Asian and European consumers are likely to experience a bigger impact from the disruptions than Americans because that’s where most of the Red Sea trade flows, according to Zandi.

For instance, Tesla customers in Europe could suffer delays because the electric vehicle giant announced plans last week to idle its giant plant in Germany as the Red Sea problems delayed supplies.

Still, it helps that shippers have very recent experience to draw on when dealing with supply chain headaches in 2020 and 2021.

“Shippers are now much better at using alternative ways of moving their goods around the world,” Zandi said.

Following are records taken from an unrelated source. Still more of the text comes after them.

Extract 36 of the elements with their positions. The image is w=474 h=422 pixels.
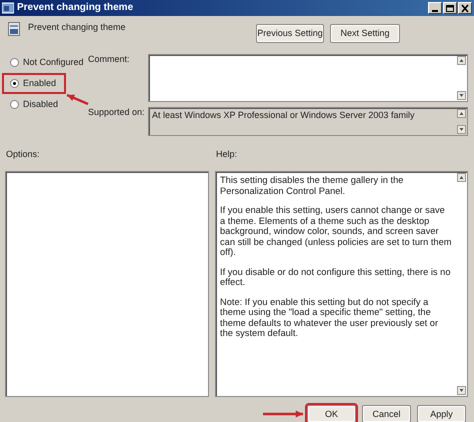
- arrow-annotation: [66, 94, 89, 106]
- help-paragraph: If you enable this setting, users cannot change or save a theme. Elements of a theme such as the desktop background, window color, sounds, and screen saver can still be changed (unless policies are set to turn them off).: [220, 205, 452, 258]
- maximize-button[interactable]: [443, 2, 457, 14]
- scroll-down-icon[interactable]: [457, 91, 466, 100]
- state-radio[interactable]: Enabled: [4, 75, 64, 92]
- minimize-button[interactable]: [428, 2, 442, 14]
- supported-on-label: Supported on:: [88, 107, 146, 118]
- help-label: Help:: [216, 149, 238, 161]
- options-label: Options:: [6, 149, 41, 161]
- state-radio[interactable]: Not Configured: [8, 56, 86, 69]
- ok-button[interactable]: OK: [307, 405, 356, 422]
- scroll-up-icon[interactable]: [457, 173, 466, 182]
- comment-label: Comment:: [88, 54, 131, 66]
- close-icon: [460, 4, 470, 12]
- next-setting-button[interactable]: Next Setting: [330, 24, 400, 43]
- help-paragraph: If you disable or do not configure this setting, there is no effect.: [220, 266, 452, 288]
- help-paragraph: This setting disables the theme gallery in the Personalization Control Panel.: [220, 175, 404, 196]
- supported-on-text: At least Windows XP Professional or Windows Server 2003 family: [151, 109, 416, 122]
- maximize-icon: [445, 4, 455, 12]
- scroll-down-icon[interactable]: [457, 125, 466, 134]
- minimize-icon: [432, 10, 438, 12]
- previous-setting-button[interactable]: Previous Setting: [256, 24, 324, 43]
- app-icon: [2, 2, 14, 14]
- apply-button[interactable]: Apply: [417, 405, 466, 422]
- help-paragraph: Note: If you enable this setting but do not specify a theme using the "load a specific theme" setting, the theme defaults to whatever the user previously set or the system default.: [220, 296, 440, 338]
- cancel-button[interactable]: Cancel: [362, 405, 411, 422]
- scroll-up-icon[interactable]: [457, 56, 466, 65]
- policy-icon: [8, 22, 20, 36]
- scroll-down-icon[interactable]: [457, 386, 466, 395]
- window-title: Prevent changing theme: [17, 2, 134, 14]
- setting-name: Prevent changing theme: [28, 22, 126, 33]
- scroll-up-icon[interactable]: [457, 109, 466, 118]
- comment-field[interactable]: [148, 54, 468, 102]
- close-button[interactable]: [458, 2, 472, 14]
- arrow-annotation: [263, 410, 303, 418]
- state-radio[interactable]: Disabled: [8, 98, 60, 111]
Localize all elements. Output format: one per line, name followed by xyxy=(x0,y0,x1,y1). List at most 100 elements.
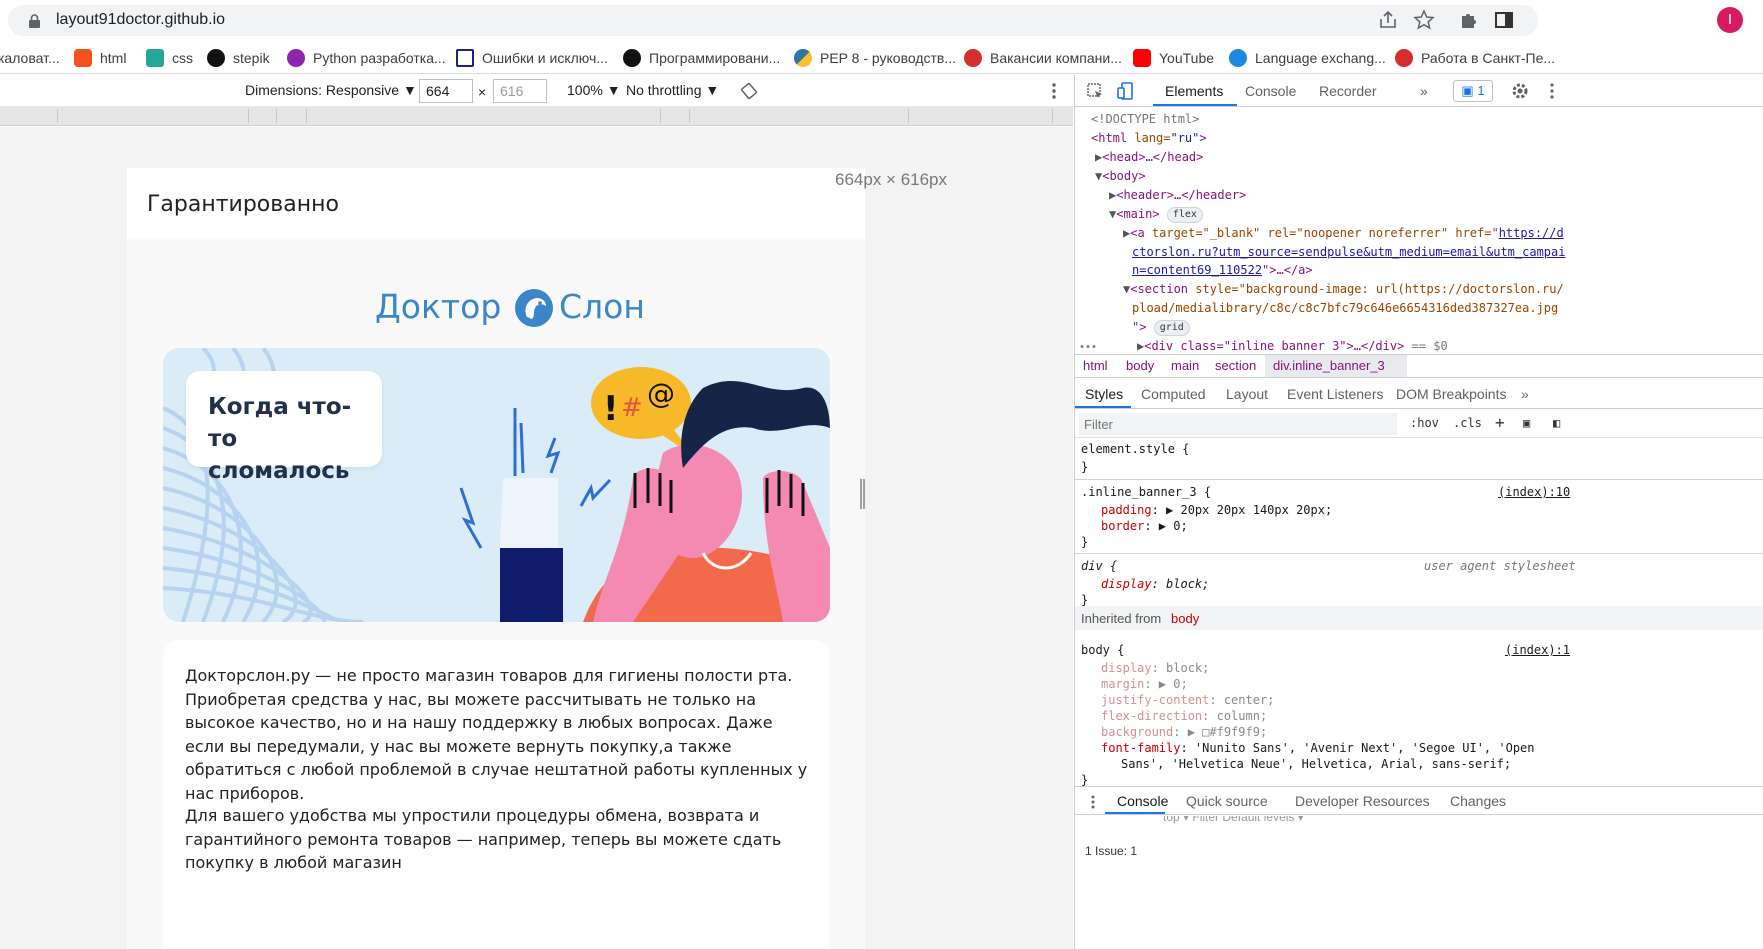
settings-gear-icon[interactable] xyxy=(1511,82,1529,100)
decl-display[interactable]: display: block; xyxy=(1101,576,1209,592)
viewport-width-input[interactable] xyxy=(419,79,473,103)
element-state-icon[interactable]: ▣ xyxy=(1523,416,1530,430)
bookmark-item[interactable]: Программировани... xyxy=(623,47,780,69)
dom-section-style[interactable]: pload/medialibrary/c8c/c8c7bfc79c646e665… xyxy=(1132,299,1558,318)
bookmark-item[interactable]: Вакансии компани... xyxy=(964,47,1122,69)
rule-div-selector[interactable]: div { xyxy=(1081,558,1117,574)
rule-body-selector[interactable]: body { xyxy=(1081,642,1124,658)
more-options-icon[interactable] xyxy=(1046,82,1062,100)
dom-node-html[interactable]: <html lang="ru"> xyxy=(1091,129,1207,148)
decl-body-flexdir[interactable]: flex-direction: column; xyxy=(1101,708,1267,724)
dom-node-head[interactable]: ▶<head>…</head> xyxy=(1095,148,1203,167)
decl-body-font-family[interactable]: font-family: 'Nunito Sans', 'Avenir Next… xyxy=(1101,740,1535,756)
add-rule-icon[interactable]: + xyxy=(1495,413,1505,432)
decl-body-background[interactable]: background: ▶ □#f9f9f9; xyxy=(1101,724,1267,740)
dom-node-header[interactable]: ▶<header>…</header> xyxy=(1109,186,1246,205)
dom-node-div-selected[interactable]: ▶<div class="inline banner 3">…</div> ==… xyxy=(1137,337,1448,352)
issues-badge[interactable]: ▣ 1 xyxy=(1453,80,1493,102)
dimensions-select[interactable]: Dimensions: Responsive ▼ xyxy=(245,82,417,98)
html-bookmark-icon xyxy=(74,49,92,67)
times-sign: × xyxy=(478,84,487,100)
tab-event-listeners[interactable]: Event Listeners xyxy=(1287,386,1384,402)
tab-computed[interactable]: Computed xyxy=(1141,386,1206,402)
inherited-from-link[interactable]: body xyxy=(1171,611,1199,626)
bookmark-item[interactable]: html xyxy=(74,47,126,69)
bookmark-item[interactable]: Ошибки и исключ... xyxy=(456,47,608,69)
crumb-main[interactable]: main xyxy=(1171,358,1199,373)
side-panel-icon[interactable] xyxy=(1493,9,1515,31)
dom-dots[interactable]: ••• xyxy=(1079,338,1097,352)
decl-body-display[interactable]: display: block; xyxy=(1101,660,1209,676)
tab-recorder[interactable]: Recorder xyxy=(1319,83,1377,99)
zoom-select[interactable]: 100% ▼ xyxy=(567,82,621,98)
dom-href-continued[interactable]: ctorslon.ru?utm_source=sendpulse&utm_med… xyxy=(1132,243,1565,262)
more-tabs-button[interactable]: » xyxy=(1420,83,1428,99)
rule-source-link[interactable]: (index):10 xyxy=(1498,484,1570,500)
viewport-resize-handle[interactable] xyxy=(860,479,865,509)
drawer-tab-changes[interactable]: Changes xyxy=(1450,793,1506,809)
decl-body-font-family-cont: Sans', 'Helvetica Neue', Helvetica, Aria… xyxy=(1121,757,1512,771)
class-toggle[interactable]: .cls xyxy=(1453,416,1482,430)
dom-section-close[interactable]: "> grid xyxy=(1132,318,1190,337)
share-icon[interactable] xyxy=(1377,9,1399,31)
console-toolbar[interactable]: top ▾ Filter Default levels ▾ xyxy=(1075,816,1763,842)
decl-body-margin[interactable]: margin: ▶ 0; xyxy=(1101,676,1188,692)
url-text[interactable]: layout91doctor.github.io xyxy=(56,11,225,29)
hover-state-toggle[interactable]: :hov xyxy=(1410,416,1439,430)
drawer-tab-quick-source[interactable]: Quick source xyxy=(1186,793,1268,809)
drawer-tab-console[interactable]: Console xyxy=(1117,793,1168,809)
decl-border[interactable]: border: ▶ 0; xyxy=(1101,518,1188,534)
tab-styles[interactable]: Styles xyxy=(1085,386,1123,402)
inspect-element-icon[interactable] xyxy=(1087,83,1104,100)
crumb-div-inline-banner[interactable]: div.inline_banner_3 xyxy=(1273,358,1385,373)
dom-node-section[interactable]: ▼<section style="background-image: url(h… xyxy=(1123,280,1564,299)
console-issues-count[interactable]: 1 Issue: 1 xyxy=(1085,844,1137,858)
tab-layout[interactable]: Layout xyxy=(1226,386,1268,402)
styles-subtabs: Styles Computed Layout Event Listeners D… xyxy=(1075,379,1763,409)
profile-avatar[interactable]: I xyxy=(1717,7,1743,33)
throttling-select[interactable]: No throttling ▼ xyxy=(626,82,719,98)
dom-node-body[interactable]: ▼<body> xyxy=(1095,167,1146,186)
dom-node-a[interactable]: ▶<a target="_blank" rel="noopener norefe… xyxy=(1123,224,1564,243)
media-query-ruler[interactable] xyxy=(0,107,1073,126)
more-subtabs-button[interactable]: » xyxy=(1521,386,1529,402)
url-box[interactable]: layout91doctor.github.io xyxy=(8,5,1538,36)
tab-elements[interactable]: Elements xyxy=(1165,83,1223,99)
bookmark-item[interactable]: каловат... xyxy=(0,47,60,69)
rule-source-link[interactable]: (index):1 xyxy=(1505,642,1570,658)
dom-href-end[interactable]: n=content69_110522">…</a> xyxy=(1132,261,1313,280)
extensions-icon[interactable] xyxy=(1457,9,1479,31)
device-toggle-icon[interactable] xyxy=(1117,82,1135,100)
bookmark-item[interactable]: Работа в Санкт-Пе... xyxy=(1395,47,1555,69)
flex-badge[interactable]: flex xyxy=(1166,207,1203,223)
drawer-menu-icon[interactable] xyxy=(1087,794,1099,810)
lock-icon[interactable] xyxy=(28,14,41,28)
decl-body-justify[interactable]: justify-content: center; xyxy=(1101,692,1274,708)
crumb-section[interactable]: section xyxy=(1215,358,1256,373)
broken-device-banner[interactable]: ! # @ Когда что-то сломалось xyxy=(163,348,830,622)
rule-element-style[interactable]: element.style { xyxy=(1081,441,1189,457)
tab-dom-breakpoints[interactable]: DOM Breakpoints xyxy=(1396,386,1506,402)
rotate-icon[interactable] xyxy=(740,82,758,100)
dom-href-link[interactable]: https://d xyxy=(1499,226,1564,240)
bookmark-item[interactable]: PEP 8 - руководств... xyxy=(794,47,956,69)
bookmark-star-icon[interactable] xyxy=(1413,9,1435,31)
bookmark-item[interactable]: YouTube xyxy=(1133,47,1214,69)
drawer-tab-developer-resources[interactable]: Developer Resources xyxy=(1295,793,1430,809)
viewport-height-input[interactable] xyxy=(493,79,547,103)
dom-doctype[interactable]: <!DOCTYPE html> xyxy=(1091,110,1199,129)
computed-sidebar-icon[interactable]: ◧ xyxy=(1553,416,1560,430)
bookmark-item[interactable]: stepik xyxy=(207,47,270,69)
tab-console[interactable]: Console xyxy=(1245,83,1296,99)
crumb-body[interactable]: body xyxy=(1126,358,1154,373)
bookmark-item[interactable]: css xyxy=(146,47,193,69)
rule-inline-banner-selector[interactable]: .inline_banner_3 { xyxy=(1081,484,1211,500)
styles-filter-input[interactable] xyxy=(1079,413,1397,435)
dom-node-main[interactable]: ▼<main> flex xyxy=(1109,205,1203,224)
bookmark-item[interactable]: Python разработка... xyxy=(287,47,446,69)
devtools-menu-icon[interactable] xyxy=(1545,82,1559,100)
bookmark-item[interactable]: Language exchang... xyxy=(1229,47,1386,69)
decl-padding[interactable]: padding: ▶ 20px 20px 140px 20px; xyxy=(1101,502,1332,518)
crumb-html[interactable]: html xyxy=(1083,358,1108,373)
grid-badge[interactable]: grid xyxy=(1153,320,1190,336)
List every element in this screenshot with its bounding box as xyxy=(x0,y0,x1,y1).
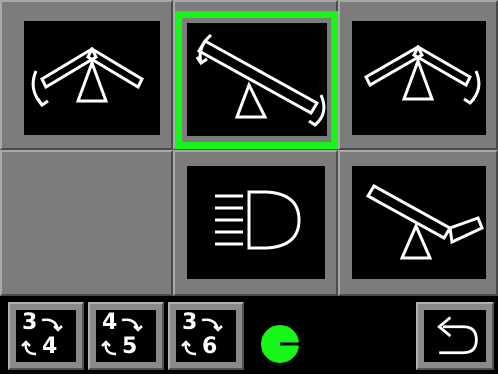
tilt-fold-icon xyxy=(365,183,484,260)
tile-tilt-fold[interactable] xyxy=(352,166,486,279)
tile-cell-headlight[interactable] xyxy=(173,150,338,296)
tile-cell-tilt-rotate[interactable] xyxy=(173,0,338,150)
gear-shift-arrows-icon xyxy=(21,318,63,356)
control-screen: 3 4 4 5 3 6 xyxy=(0,0,498,374)
gear-button-face: 4 5 xyxy=(96,310,156,362)
tilt-rotate-icon xyxy=(195,33,326,127)
empty-cell xyxy=(0,150,173,296)
green-circle-arrow-icon xyxy=(259,323,328,365)
tile-tilt-right-up[interactable] xyxy=(352,21,486,135)
back-button-face xyxy=(424,310,486,362)
return-arrow-icon xyxy=(437,316,478,355)
headlight-icon xyxy=(215,190,301,250)
tilt-both-up-icon xyxy=(31,46,144,108)
tile-cell-tilt-both-up[interactable] xyxy=(0,0,173,150)
gear-shift-arrows-icon xyxy=(181,318,223,356)
back-button[interactable] xyxy=(416,302,494,370)
gear-button-face: 3 4 xyxy=(16,310,76,362)
tile-cell-tilt-fold[interactable] xyxy=(338,150,498,296)
tile-headlight[interactable] xyxy=(187,166,325,279)
gear-button-2[interactable]: 3 6 xyxy=(168,302,244,370)
gear-shift-arrows-icon xyxy=(101,318,143,356)
tile-cell-tilt-right-up[interactable] xyxy=(338,0,498,150)
gear-button-0[interactable]: 3 4 xyxy=(8,302,84,370)
gear-button-face: 3 6 xyxy=(176,310,236,362)
tilt-right-up-icon xyxy=(364,44,481,105)
gear-button-1[interactable]: 4 5 xyxy=(88,302,164,370)
tile-tilt-rotate[interactable] xyxy=(187,23,327,136)
tile-tilt-both-up[interactable] xyxy=(24,21,160,135)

Stephen Schwartz, executive vice president of Wells Fargo Global Receivables & Trade Finance, noted that while shipping costs have spiked, they remain below Covid levels.

“We have not seen the situation in the Red Sea translate into material movements in prices in the US such as consumer goods and gasoline prices,” Schwartz said. “However, the longer the disruption lasts, the likelihood increases that US companies and ultimately consumers could be impacted.”

Zandi similarly warned that there is a risk that the Red Sea crisis escalates to the point where there is a real economic impact, including by potentially expanding to include Iran or even potentially derail Iranian oil exports.

“Then the fallout on global inflation and economy will be much more serious,” Zandi said. “But that is a low probability scenario, at least at this time.”